The move means that OpenShift Enterprise 3.1 is like a layer cake, with the base Atomic OS at the bottom, on top of which Atomic Enterprise platform adds the infrastructure pieces, while OpenShift adds the middleware and app lifecycle tools.
While OpenShift Enterprise 3.1 is designed for customers to deploy themselves, the partnership announced between Red Hat and Microsoft last week should see OpenShift Enterprise 3.1 running atop the Azure cloud platform.
The two firms detailed that the portfolio of Red Hat solutions will be available on Microsoft Azure sometime in the coming weeks, enabling Azure users to take advantage of the full value of Red Hat's application platform, including Red Hat JBoss Enterprise Application Platform, Red Hat JBoss Web Server, Red Hat Gluster Storage and OpenShift.
This is interesting, given that when Red Hat announced commercial availability of OpenShift Online running on AWS back in 2013, it said that Microsoft's Azure platform was its main rival, referring to Azure's own PaaS capabilities.
However, things move quickly in the IT industry, and Microsoft's new-found love for open source shows that vendors now accept that customers are typically operating a heterogeneous mix of technologies and are demanding a better level of interoperability.
"Today, it is incredibly likely that where you once found ‘Red Hat shops' and ‘Microsoft shops,' you'll find heterogeneous environments that include solutions from both companies. We heard from customers and partners that they wanted our solutions to work together - with consistent APIs, frameworks, management, and platforms," said Paul Cormier, Red Hat president for products and technologies, writing about the partnership on the firm's blog.

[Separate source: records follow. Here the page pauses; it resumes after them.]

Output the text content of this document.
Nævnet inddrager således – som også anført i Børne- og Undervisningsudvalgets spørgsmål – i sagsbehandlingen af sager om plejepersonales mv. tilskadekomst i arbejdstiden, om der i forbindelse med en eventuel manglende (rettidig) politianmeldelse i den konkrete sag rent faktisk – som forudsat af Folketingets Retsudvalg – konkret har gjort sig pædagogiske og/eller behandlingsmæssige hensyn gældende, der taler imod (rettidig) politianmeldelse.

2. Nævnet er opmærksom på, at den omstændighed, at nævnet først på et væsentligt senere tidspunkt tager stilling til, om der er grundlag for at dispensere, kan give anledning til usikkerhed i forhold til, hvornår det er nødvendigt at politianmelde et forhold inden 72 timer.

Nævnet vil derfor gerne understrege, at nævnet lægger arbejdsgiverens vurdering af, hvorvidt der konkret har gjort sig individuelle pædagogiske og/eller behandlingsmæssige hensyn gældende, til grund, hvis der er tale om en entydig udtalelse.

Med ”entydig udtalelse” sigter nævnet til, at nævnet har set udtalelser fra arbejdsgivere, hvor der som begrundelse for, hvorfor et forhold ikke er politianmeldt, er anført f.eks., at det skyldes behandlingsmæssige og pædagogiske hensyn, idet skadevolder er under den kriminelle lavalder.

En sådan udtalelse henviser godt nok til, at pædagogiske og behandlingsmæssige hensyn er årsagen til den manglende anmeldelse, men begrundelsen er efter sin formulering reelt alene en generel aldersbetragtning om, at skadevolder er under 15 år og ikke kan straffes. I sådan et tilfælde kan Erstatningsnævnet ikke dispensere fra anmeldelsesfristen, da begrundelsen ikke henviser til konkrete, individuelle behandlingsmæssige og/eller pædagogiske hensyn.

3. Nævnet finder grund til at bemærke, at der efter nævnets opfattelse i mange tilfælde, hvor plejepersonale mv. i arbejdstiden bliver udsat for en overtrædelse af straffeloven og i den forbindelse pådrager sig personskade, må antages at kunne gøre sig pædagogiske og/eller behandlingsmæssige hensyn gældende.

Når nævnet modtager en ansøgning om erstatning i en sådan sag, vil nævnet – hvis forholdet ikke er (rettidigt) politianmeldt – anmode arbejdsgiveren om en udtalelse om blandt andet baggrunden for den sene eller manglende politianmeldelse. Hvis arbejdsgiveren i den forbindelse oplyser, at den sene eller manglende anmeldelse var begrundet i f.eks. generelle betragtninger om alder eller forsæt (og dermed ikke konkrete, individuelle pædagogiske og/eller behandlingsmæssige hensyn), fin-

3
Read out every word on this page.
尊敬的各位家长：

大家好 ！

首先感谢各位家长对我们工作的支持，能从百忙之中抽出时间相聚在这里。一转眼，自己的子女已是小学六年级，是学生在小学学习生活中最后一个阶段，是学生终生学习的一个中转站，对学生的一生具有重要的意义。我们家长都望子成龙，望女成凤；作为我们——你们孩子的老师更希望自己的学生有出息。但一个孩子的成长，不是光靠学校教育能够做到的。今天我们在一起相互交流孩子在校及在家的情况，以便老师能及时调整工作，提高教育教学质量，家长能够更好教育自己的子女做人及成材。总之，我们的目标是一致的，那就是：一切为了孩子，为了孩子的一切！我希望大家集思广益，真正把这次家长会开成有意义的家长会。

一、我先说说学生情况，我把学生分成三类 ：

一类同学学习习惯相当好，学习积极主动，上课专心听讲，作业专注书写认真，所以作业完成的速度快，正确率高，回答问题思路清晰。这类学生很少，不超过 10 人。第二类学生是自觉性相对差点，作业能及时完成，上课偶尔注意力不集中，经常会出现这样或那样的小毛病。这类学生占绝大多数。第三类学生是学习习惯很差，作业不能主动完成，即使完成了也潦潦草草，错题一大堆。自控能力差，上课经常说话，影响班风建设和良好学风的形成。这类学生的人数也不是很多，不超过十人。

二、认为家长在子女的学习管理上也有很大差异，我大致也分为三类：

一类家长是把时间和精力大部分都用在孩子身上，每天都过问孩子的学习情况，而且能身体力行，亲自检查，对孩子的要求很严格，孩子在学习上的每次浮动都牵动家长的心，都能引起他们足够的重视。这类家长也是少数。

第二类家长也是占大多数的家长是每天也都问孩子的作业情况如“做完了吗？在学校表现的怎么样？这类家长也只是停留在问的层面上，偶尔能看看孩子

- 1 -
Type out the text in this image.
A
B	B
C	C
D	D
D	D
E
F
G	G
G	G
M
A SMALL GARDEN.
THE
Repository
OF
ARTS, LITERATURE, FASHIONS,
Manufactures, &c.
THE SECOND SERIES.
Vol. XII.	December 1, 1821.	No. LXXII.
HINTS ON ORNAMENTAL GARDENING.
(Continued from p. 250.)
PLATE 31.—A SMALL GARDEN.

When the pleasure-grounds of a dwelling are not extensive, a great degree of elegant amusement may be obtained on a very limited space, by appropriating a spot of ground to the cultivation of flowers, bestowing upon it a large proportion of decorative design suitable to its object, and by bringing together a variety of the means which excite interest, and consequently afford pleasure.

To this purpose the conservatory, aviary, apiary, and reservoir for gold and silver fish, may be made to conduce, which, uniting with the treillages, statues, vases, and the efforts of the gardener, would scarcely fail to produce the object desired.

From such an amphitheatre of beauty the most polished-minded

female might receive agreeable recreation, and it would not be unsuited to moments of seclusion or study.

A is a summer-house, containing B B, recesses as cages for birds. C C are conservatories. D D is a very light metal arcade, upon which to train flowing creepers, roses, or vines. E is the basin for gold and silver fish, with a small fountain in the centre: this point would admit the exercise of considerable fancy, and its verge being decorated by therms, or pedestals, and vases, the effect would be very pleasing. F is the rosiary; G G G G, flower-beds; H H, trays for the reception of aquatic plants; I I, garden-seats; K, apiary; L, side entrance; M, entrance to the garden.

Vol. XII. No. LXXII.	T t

Both firms stressed the importance of being able to span hybrid environments, with Red Hat's CloudForms tool set to gain the ability to manage Red Hat Enterprise Linux on both Hyper-V and Microsoft Azure, while System Center already has this capability.
"As customers move to a microservices architecture, I see a consistent enterprise platform and APIs for certified applications and container portability across physical, virtual, and private and public clouds becoming that much more important," Cormier said.
"Customers will want to be able to choose Microsoft Windows for Windows containers, and Red Hat Enterprise Linux Atomic Host and OpenShift for certified Red Hat Enterprise Linux containers unified by the common .NET framework," he added.